Cette mesure, a-t-il ajouté, est "fondamentale pour restaurer les droits des déposants et la confiance des citoyens et de la communauté internationale". Il a mis en avant que l'opacité financière, prévalant de longue date au Liban, n'était plus aussi attractive pour les investisseurs qu'elle avait pu l'être.

"Il ne faut pas croire qu'avec cette loi, n'importe qui va entrer dans une banque et demander des détails sur un compte", a tempéré le ministre des Finances, Yassine Jaber, en déplacement à Washington avec son collègue de l'Economie, Amer Bisat, et le nouveau gouverneur de la Banque centrale, Karim Souaid.

Ces responsables doivent se rendre à la Banque mondiale et au Fonds monétaire international (FMI).

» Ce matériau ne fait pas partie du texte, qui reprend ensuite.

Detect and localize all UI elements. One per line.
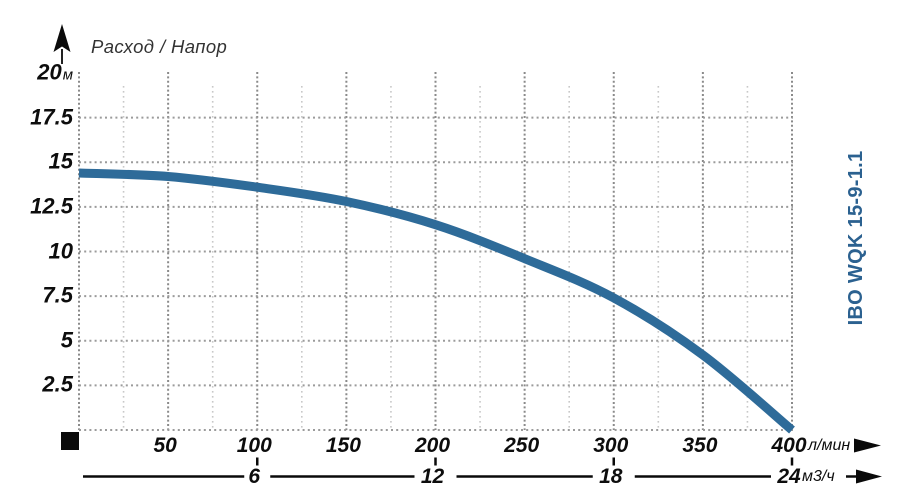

Le Liban a longtemps été une plaque-tournante financière régionale, dont la législation stricte sur le secret bancaire était perçue comme un atout, jusqu'à la profonde crise économique et financière qui a éclaté en 2019 et terni sa réputation.

Depuis, les autorités sont sous pression, interne et internationale, pour réformer une législation accusée d'avoir permis une fuite de capitaux au déclenchement de la crise, alors que les simples déposants étaient privés de leur épargne et que la valeur de la monnaie locale plongeait.

- Loi rétroactive sur dix ans -

Selon le groupe de défense des droits libanais Legal Agenda, les changements votés jeudi autorisent "les organes de contrôle et de régulation bancaire (...) à demander l'accès à toutes les informations sans raison particulière".

Ces organismes pourront avoir accès à des informations comme le nom des clients et les détails de leurs dépôts, et enquêter sur d'éventuelles activités suspectes, selon Legal Agenda.

La communauté internationale exige depuis longtemps d'importantes réformes pour débloquer des milliards de dollars et aider à la relance de l'économie libanaise, dont les maux sont imputés à la mauvaise gestion et à la corruption.

La récente guerre entre Israël et le mouvement libanais pro-iranien Hezbollah a aggravé la situation et le pays, à court d'argent, a besoin de fonds pour la reconstruction.

M. Salam a souligné que la réforme "ouvrait une page nouvelle" dans la lutte contre l'évasion fiscale, la corruption et le blanchiment.

Le ministre des Finances a relevé que la Banque centrale aura "plus de marge de manoeuvre" pour accéder à certains comptes.

Selon Alain Aoun, membre de la commission des finances du Parlement, une première réforme en 2022 avait été jugée insuffisante par le FMI. Les organismes de contrôle pourront désormais demander "l'information qu'ils veulent", a-t-il dit à l'AFP.

En avril 2022, le Liban et le FMI avaient conclu un accord sous conditions pour un prêt sur 46 mois de trois milliards de dollars, mais les réformes alors exigées n'ont pour la plupart pas été entreprises.

En février, le FMI s'est dit ouvert à un nouvel accord, et le nouveau gouvernement libanais a promis d'autres réformes. Il doit prochainement soumettre au Parlement un projet de loi pour restructurer le secteur bancaire.

Mercredi, le gouvernement a aussi signé un accord de 250 millions de dollars avec la Banque mondiale pour relancer son secteur électrique en déshérence, qui prive régulièrement les Libanais de courant.